Accurate Training Data for Occupancy Map Prediction in Automated Driving Using Evidence Theory
This work addresses the need for accurate training data in automated driving, offering a significant improvement over existing methods but is incremental as it enhances a specific data processing step.
The paper tackled the problem of low-quality occupancy map ground truth in automated driving by introducing a novel evidence theory-based reconstruction method, which improved MAE by 30-53% on benchmarks and boosted occupancy prediction MAE by 25% when used for training.

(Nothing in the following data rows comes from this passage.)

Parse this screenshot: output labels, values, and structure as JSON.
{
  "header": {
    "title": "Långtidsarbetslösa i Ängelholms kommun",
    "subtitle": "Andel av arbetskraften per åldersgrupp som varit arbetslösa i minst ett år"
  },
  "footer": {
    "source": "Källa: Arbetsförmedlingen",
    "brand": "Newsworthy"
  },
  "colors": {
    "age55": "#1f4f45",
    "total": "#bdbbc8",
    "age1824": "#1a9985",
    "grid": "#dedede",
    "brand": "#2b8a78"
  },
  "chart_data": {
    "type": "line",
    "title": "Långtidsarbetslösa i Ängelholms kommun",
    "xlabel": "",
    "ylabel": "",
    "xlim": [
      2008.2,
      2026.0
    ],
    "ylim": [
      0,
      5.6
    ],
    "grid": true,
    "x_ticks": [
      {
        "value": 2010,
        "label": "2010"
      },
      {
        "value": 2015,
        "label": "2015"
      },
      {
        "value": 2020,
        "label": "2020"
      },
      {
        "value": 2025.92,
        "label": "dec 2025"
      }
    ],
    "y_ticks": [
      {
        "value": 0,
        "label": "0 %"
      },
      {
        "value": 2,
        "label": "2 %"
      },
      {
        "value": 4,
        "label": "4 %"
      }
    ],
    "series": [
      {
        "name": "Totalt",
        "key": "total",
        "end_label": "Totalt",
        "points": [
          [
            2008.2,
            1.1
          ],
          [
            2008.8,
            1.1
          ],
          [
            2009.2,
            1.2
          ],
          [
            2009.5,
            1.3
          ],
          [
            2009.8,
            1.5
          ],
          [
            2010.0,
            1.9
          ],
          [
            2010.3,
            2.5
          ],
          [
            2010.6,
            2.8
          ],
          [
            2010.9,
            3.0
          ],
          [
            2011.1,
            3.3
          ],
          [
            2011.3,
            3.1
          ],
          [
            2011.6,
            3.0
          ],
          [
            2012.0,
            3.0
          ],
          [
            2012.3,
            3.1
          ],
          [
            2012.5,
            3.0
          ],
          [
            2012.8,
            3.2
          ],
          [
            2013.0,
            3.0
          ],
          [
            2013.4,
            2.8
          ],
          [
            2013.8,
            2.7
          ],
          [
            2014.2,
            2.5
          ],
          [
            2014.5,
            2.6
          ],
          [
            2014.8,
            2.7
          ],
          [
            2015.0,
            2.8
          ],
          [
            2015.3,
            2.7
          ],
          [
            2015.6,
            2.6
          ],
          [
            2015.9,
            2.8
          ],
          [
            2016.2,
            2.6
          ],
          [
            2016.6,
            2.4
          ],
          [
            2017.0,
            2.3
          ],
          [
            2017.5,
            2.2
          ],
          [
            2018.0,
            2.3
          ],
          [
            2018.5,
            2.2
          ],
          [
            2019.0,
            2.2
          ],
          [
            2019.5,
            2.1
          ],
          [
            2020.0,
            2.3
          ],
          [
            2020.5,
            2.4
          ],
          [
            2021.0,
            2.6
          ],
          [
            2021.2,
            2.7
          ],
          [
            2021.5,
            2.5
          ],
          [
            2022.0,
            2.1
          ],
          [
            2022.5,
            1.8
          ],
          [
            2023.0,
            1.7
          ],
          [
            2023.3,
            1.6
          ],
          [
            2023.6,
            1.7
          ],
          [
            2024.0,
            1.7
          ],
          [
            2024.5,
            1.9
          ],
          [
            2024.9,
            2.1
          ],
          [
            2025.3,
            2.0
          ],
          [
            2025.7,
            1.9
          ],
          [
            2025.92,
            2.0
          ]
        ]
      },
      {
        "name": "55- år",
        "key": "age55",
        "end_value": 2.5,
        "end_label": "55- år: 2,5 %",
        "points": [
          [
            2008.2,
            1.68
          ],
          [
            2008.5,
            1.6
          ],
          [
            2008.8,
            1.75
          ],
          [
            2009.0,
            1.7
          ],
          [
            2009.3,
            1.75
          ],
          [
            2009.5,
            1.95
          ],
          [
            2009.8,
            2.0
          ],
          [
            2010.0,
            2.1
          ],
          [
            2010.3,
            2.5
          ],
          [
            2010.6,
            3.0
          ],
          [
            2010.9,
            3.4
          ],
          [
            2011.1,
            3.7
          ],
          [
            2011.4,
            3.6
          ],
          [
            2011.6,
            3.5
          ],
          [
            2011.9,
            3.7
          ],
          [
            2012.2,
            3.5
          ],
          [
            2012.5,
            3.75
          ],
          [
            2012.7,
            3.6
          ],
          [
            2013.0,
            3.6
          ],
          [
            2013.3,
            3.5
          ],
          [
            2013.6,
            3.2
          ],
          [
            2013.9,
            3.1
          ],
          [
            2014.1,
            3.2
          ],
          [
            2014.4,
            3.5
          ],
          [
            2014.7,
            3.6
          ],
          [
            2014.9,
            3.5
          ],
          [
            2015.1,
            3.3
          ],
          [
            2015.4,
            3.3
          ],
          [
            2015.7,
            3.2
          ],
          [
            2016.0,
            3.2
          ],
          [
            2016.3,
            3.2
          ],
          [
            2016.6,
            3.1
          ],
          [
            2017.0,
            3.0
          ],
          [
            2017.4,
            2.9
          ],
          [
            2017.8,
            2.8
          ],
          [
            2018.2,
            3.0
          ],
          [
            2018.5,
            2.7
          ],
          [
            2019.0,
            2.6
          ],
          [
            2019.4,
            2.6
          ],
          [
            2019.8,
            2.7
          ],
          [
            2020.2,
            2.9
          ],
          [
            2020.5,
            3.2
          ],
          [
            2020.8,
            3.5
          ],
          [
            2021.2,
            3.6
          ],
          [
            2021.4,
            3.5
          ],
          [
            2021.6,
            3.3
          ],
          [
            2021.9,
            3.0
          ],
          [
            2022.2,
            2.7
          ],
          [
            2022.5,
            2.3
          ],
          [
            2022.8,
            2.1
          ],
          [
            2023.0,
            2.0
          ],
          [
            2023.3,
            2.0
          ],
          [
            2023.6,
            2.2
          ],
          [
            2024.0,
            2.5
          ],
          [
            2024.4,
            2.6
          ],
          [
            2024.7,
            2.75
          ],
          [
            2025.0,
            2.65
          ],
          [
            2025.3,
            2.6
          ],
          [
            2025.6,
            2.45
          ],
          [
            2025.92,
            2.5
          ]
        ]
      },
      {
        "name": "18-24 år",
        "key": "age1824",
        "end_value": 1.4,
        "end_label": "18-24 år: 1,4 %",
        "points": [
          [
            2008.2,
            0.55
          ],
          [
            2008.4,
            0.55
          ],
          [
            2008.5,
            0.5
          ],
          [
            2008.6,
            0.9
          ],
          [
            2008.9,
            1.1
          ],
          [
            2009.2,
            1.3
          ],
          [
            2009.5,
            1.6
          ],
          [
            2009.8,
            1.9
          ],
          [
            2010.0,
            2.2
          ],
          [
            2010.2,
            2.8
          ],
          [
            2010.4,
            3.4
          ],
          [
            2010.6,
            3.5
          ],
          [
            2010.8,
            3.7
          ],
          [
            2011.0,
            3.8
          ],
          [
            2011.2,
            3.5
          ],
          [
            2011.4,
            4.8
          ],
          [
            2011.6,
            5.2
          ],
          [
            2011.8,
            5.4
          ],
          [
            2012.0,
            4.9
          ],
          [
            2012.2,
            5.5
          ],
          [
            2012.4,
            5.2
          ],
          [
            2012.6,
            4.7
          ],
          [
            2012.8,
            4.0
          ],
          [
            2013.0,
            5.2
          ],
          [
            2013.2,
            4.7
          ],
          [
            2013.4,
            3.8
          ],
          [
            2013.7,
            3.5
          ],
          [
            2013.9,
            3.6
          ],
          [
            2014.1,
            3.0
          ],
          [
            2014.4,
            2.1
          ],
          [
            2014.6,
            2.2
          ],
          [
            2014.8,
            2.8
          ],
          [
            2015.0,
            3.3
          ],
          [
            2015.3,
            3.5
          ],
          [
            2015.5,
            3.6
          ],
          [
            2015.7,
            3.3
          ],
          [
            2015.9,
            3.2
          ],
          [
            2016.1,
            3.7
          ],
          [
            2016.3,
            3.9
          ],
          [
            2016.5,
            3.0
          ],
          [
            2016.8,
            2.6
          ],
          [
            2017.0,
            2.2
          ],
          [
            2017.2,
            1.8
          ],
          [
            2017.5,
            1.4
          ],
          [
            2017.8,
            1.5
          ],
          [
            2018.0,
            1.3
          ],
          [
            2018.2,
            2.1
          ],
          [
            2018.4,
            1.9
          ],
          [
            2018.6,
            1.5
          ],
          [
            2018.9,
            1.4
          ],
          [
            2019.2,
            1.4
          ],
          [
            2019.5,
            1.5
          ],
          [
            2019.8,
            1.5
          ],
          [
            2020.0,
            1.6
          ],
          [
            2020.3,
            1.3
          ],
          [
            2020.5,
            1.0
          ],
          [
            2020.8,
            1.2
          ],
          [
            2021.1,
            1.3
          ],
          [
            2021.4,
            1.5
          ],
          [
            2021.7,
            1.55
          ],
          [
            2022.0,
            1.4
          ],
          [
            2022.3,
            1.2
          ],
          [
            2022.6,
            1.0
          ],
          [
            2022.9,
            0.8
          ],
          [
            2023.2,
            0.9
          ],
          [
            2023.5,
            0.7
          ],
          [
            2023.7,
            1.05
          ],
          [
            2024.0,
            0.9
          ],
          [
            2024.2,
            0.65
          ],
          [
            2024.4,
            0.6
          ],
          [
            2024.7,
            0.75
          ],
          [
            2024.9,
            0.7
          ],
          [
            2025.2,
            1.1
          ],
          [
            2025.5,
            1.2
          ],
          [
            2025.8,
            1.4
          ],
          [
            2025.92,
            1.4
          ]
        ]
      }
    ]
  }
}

Automated driving fundamentally requires knowledge about the surrounding geometry of the scene. Modern approaches use only captured images to predict occupancy maps that represent the geometry. Training these approaches requires accurate data that may be acquired with the help of LiDAR scanners. We show that the techniques used for current benchmarks and training datasets to convert LiDAR scans into occupancy grid maps yield very low quality, and subsequently present a novel approach using evidence theory that yields more accurate reconstructions. We demonstrate that these are superior by a large margin, both qualitatively and quantitatively, and that we additionally obtain meaningful uncertainty estimates. When converting the occupancy maps back to depth estimates and comparing them with the raw LiDAR measurements, our method yields a MAE improvement of 30% to 52% on nuScenes and 53% on Waymo over other occupancy ground-truth data. Finally, we use the improved occupancy maps to train a state-of-the-art occupancy prediction method and demonstrate that it improves the MAE by 25% on nuScenes.